The Vril-Ya live in an underground  utopia. (Underground races and civilisations are staples of superhero comics: see the Mole Man’s and the Deviants’ realms.) However, the human narrator fears that some day they will burst up onto the Earth’s surface and subjugate humanity:

Only, the more I think of a people calmly developing, in regions excluded from our sight and deemed uninhabitable by our sages, powers surpassing our most disciplined modes of force, and virtues to which our life, social and political, becomes antagonistic in proportion as our civilisation advances,–the more devoutly I pray that ages may yet elapse before there emerge into sunlight our inevitable destroyers.

The Vril-Ya, a race of superior post-humans, are also kin to science fiction’s Slans and comic books’ X-men: super mutants, to be feared. This novel, though largely unread today, made a sensational impact at the time; and its influence was  often sinister. Many thought the book was non-fiction. Occult Vril societies sprang up and continue to this day; the book had a decided influence on Nazi ideology. A race of supermen destined to rule the earth!

In 2007, writer Josh Dysart and artist Sal Velluto created the comic Captain Gravity and the Power of the Vril, whose eponymous superhero tapped Vril for his fantastic powers to fight the Nazis, themselves bent on acquiring the mystic energy.

art by Sal Velluto and Bob Almond

 

I prefer to dwell on a more wholesome influence: in 1886, John Lawson Johnston named his nourishing beef tea paste Bovril, combining the Latin bos (ox) with Bulwer-Lytton’s Vril. And the writer of these lines can indeed attest to this fine drink’s revivifying powers, particularly on winter days.

 

Early advertisement for Bovril

 

In 1886, the novella Strange Case of Dr Jeckyll and Mr Hyde, by Robert Louis Stevenson (1850-1894) was published to universal acclaim. This tale of a kindly doctor who changes into an evil, twisted double on imbibing a potion has strongly influenced the modern superhero, with his or her double identities.

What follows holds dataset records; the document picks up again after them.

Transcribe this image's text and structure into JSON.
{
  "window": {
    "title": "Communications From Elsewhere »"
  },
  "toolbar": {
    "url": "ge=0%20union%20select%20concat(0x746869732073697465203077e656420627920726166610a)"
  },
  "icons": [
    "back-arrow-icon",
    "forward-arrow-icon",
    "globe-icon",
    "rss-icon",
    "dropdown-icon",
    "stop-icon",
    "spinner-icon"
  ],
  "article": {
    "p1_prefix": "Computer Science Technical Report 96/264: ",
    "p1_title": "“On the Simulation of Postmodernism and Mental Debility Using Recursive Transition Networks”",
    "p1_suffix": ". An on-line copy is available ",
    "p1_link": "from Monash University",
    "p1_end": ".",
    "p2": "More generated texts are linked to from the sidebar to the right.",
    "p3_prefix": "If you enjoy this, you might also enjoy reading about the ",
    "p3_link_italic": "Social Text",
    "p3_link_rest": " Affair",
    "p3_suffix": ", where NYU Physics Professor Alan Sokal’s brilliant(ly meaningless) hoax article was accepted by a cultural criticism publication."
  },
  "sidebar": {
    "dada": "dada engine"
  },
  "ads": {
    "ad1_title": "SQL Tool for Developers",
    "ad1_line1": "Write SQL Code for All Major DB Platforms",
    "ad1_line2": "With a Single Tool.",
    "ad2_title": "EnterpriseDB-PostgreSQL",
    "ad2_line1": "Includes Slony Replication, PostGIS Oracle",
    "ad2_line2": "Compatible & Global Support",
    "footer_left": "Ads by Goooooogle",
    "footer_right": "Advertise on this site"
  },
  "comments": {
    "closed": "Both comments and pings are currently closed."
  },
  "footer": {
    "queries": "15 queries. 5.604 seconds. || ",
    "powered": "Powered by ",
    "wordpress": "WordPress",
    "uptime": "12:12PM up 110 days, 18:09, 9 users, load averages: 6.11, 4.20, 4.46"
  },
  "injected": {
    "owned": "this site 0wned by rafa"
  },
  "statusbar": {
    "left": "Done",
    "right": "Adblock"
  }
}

Art by Ron Wilson, John Romita, and Ernie Chua

More directly influenced superheroes include the Hulk, the Demon, Ghost Rider, Man-Wolf, the Badger, and  Rose and the Thorn; while supervillains of the type are numerous, such as Eclipso or the Lizard.  Stevenson’s penetrating allegory of humans’ multiple nature thus lives on in the garish jungle of pop culture.

In 1905,  Emmuska Orczy (1865 –1947 ) published The Scarlet Pimpernel;the  novel tells the adventures of Sir Percy Blakeney– a ridiculous fop of a British aristocrat, who leads a double life as the Scarlet Pimpernel, a dashing hero dedicated to rescuing aristocrats from the guillotine in the terror years of revolutionary France.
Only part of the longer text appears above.